Monday 13 November 2017

Life in 1000 AD

I've been reading up about life in 1000 AD because I'm writing about it as well as watching archaeological digs. One of the interesting facts to come out of archaeology is the skeletons of the time are always larger than expected and they have wonderful teeth; ground down with use on coarse foods, perhaps, but otherwise healthy. 

Life was shorter then. The life span was forty, and those who reached fifty exceptional. For men the cause of death was often violent - war, and if not instant death then death from battle wounds. 
Not that everyday activities in the home were always safe; a harmless cut from a slipped  gutting knife could end in death because blood poisoning could set in and there was nothing to combat it back then. 

Everyone worked hard, famine was not unknown and sometimes a family had to sell a child. 
Too much rain could rot the crop in the fields, and frost at the wrong time could spell disaster. If a family's feudal lord could not provide, then starvation was all too likely. Hedgrows would be scoured for herbs, roots, grasses, nettles - anything that could be eaten. 

A twelve year old boy could swear an oath of allegiance to the king and a girl of the same age could marry a much older man than herself.

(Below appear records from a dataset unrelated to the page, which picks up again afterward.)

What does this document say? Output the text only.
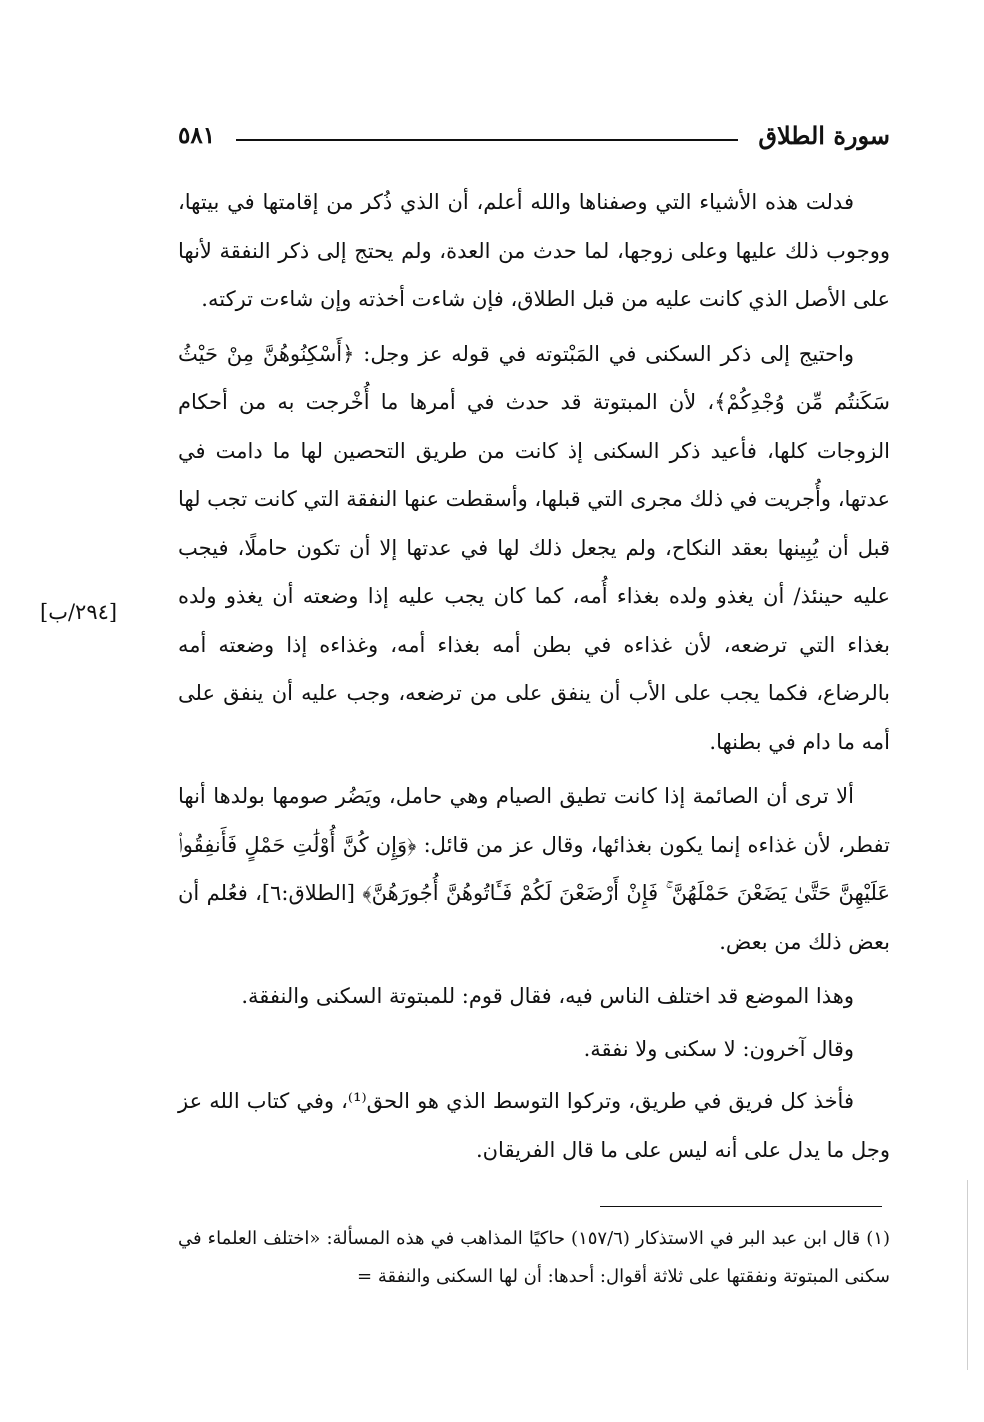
سورة الطلاق
٥٨١
[٢٩٤/ب]

فدلت هذه الأشياء التي وصفناها والله أعلم، أن الذي ذُكر من إقامتها في بيتها، ووجوب ذلك عليها وعلى زوجها، لما حدث من العدة، ولم يحتج إلى ذكر النفقة لأنها على الأصل الذي كانت عليه من قبل الطلاق، فإن شاءت أخذته وإن شاءت تركته.

واحتيج إلى ذكر السكنى في المَبْتوته في قوله عز وجل: ﴿أَسْكِنُوهُنَّ مِنْ حَيْثُ سَكَنتُم مِّن وُجْدِكُمْ﴾، لأن المبتوتة قد حدث في أمرها ما أُخْرجت به من أحكام الزوجات كلها، فأعيد ذكر السكنى إذ كانت من طريق التحصين لها ما دامت في عدتها، وأُجريت في ذلك مجرى التي قبلها، وأسقطت عنها النفقة التي كانت تجب لها قبل أن يُبِينها بعقد النكاح، ولم يجعل ذلك لها في عدتها إلا أن تكون حاملًا، فيجب عليه حينئذ/ أن يغذو ولده بغذاء أُمه، كما كان يجب عليه إذا وضعته أن يغذو ولده بغذاء التي ترضعه، لأن غذاءه في بطن أمه بغذاء أمه، وغذاءه إذا وضعته أمه بالرضاع، فكما يجب على الأب أن ينفق على من ترضعه، وجب عليه أن ينفق على أمه ما دام في بطنها.

ألا ترى أن الصائمة إذا كانت تطيق الصيام وهي حامل، ويَضُر صومها بولدها أنها تفطر، لأن غذاءه إنما يكون بغذائها، وقال عز من قائل: ﴿وَإِن كُنَّ أُوْلَٰتِ حَمْلٍ فَأَنفِقُوا۟ عَلَيْهِنَّ حَتَّىٰ يَضَعْنَ حَمْلَهُنَّ ۚ فَإِنْ أَرْضَعْنَ لَكُمْ فَـَٔاتُوهُنَّ أُجُورَهُنَّ﴾ [الطلاق:٦]، فعُلم أن بعض ذلك من بعض.

وهذا الموضع قد اختلف الناس فيه، فقال قوم: للمبتوتة السكنى والنفقة.

وقال آخرون: لا سكنى ولا نفقة.

فأخذ كل فريق في طريق، وتركوا التوسط الذي هو الحق⁽¹⁾، وفي كتاب الله عز وجل ما يدل على أنه ليس على ما قال الفريقان.

(١) قال ابن عبد البر في الاستذكار (١٥٧/٦) حاكيًا المذاهب في هذه المسألة: «اختلف العلماء في سكنى المبتوتة ونفقتها على ثلاثة أقوال: أحدها: أن لها السكنى والنفقة =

Consummation was usually delayed until the girl was in her teens, but not always. Since the contract of marriage was all about land, estates, property among the richer folk, what would it have been about for the poorer families? 

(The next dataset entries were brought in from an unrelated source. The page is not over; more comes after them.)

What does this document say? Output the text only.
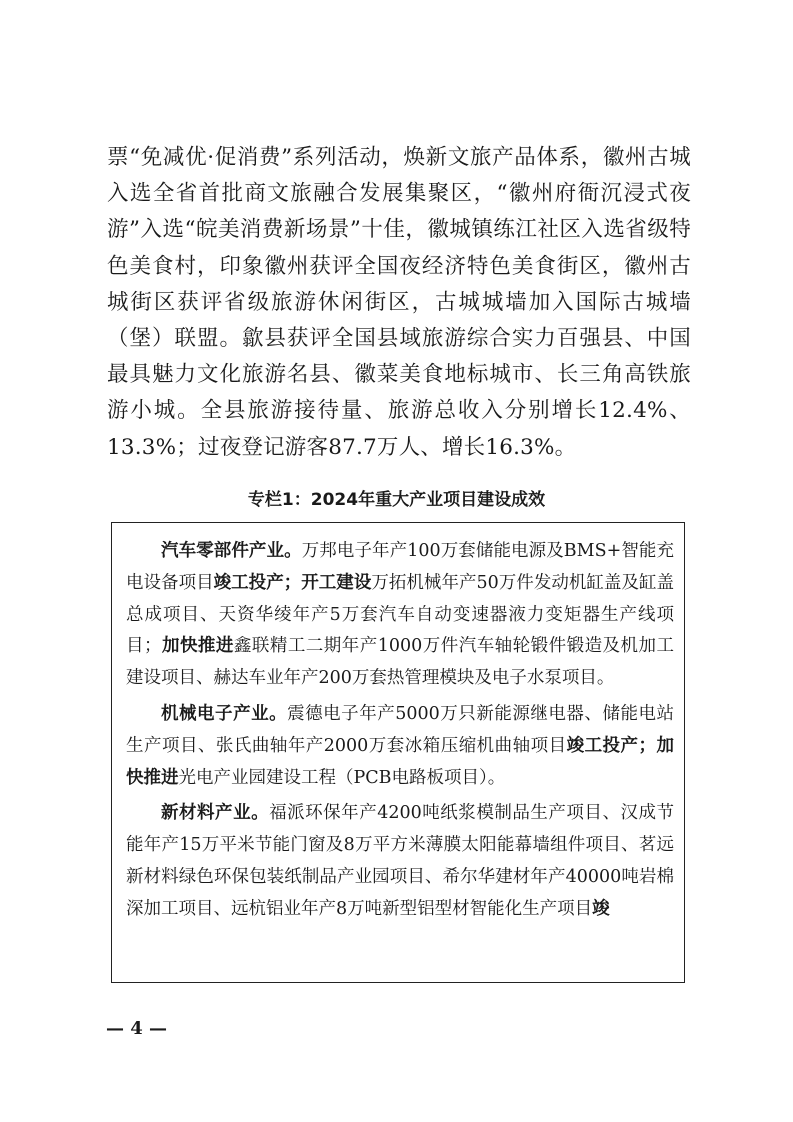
票“免减优·促消费”系列活动，焕新文旅产品体系，徽州古城入选全省首批商文旅融合发展集聚区，“徽州府衙沉浸式夜游”入选“皖美消费新场景”十佳，徽城镇练江社区入选省级特色美食村，印象徽州获评全国夜经济特色美食街区，徽州古城街区获评省级旅游休闲街区，古城城墙加入国际古城墙（堡）联盟。歙县获评全国县域旅游综合实力百强县、中国最具魅力文化旅游名县、徽菜美食地标城市、长三角高铁旅游小城。全县旅游接待量、旅游总收入分别增长12.4%、13.3%；过夜登记游客87.7万人、增长16.3%。

专栏1：2024年重大产业项目建设成效

汽车零部件产业。万邦电子年产100万套储能电源及BMS+智能充电设备项目竣工投产；开工建设万拓机械年产50万件发动机缸盖及缸盖总成项目、天资华绫年产5万套汽车自动变速器液力变矩器生产线项目；加快推进鑫联精工二期年产1000万件汽车轴轮锻件锻造及机加工建设项目、赫达车业年产200万套热管理模块及电子水泵项目。

机械电子产业。震德电子年产5000万只新能源继电器、储能电站生产项目、张氏曲轴年产2000万套冰箱压缩机曲轴项目竣工投产；加快推进光电产业园建设工程（PCB电路板项目）。

新材料产业。福派环保年产4200吨纸浆模制品生产项目、汉成节能年产15万平米节能门窗及8万平方米薄膜太阳能幕墙组件项目、茗远新材料绿色环保包装纸制品产业园项目、希尔华建材年产40000吨岩棉深加工项目、远杭铝业年产8万吨新型铝型材智能化生产项目竣

— 4 —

Girls would have been married off as soon as someone willing to take them on could be found, because it would mean one less mouth to feed for her family. Or she could go and work as a maid in a larger household and hope she was well fed.
Men who sought wives presumably had the means to feed them, which meant they would be older than the girls. Young men would have to work until they had somewhere to live and 
 something to offer a wife. This went on right up into living memory. It is not unusual to find our parents and grandparents  listed in the census reports as "servant" in a family with a different name to them right up to the thirties and forties.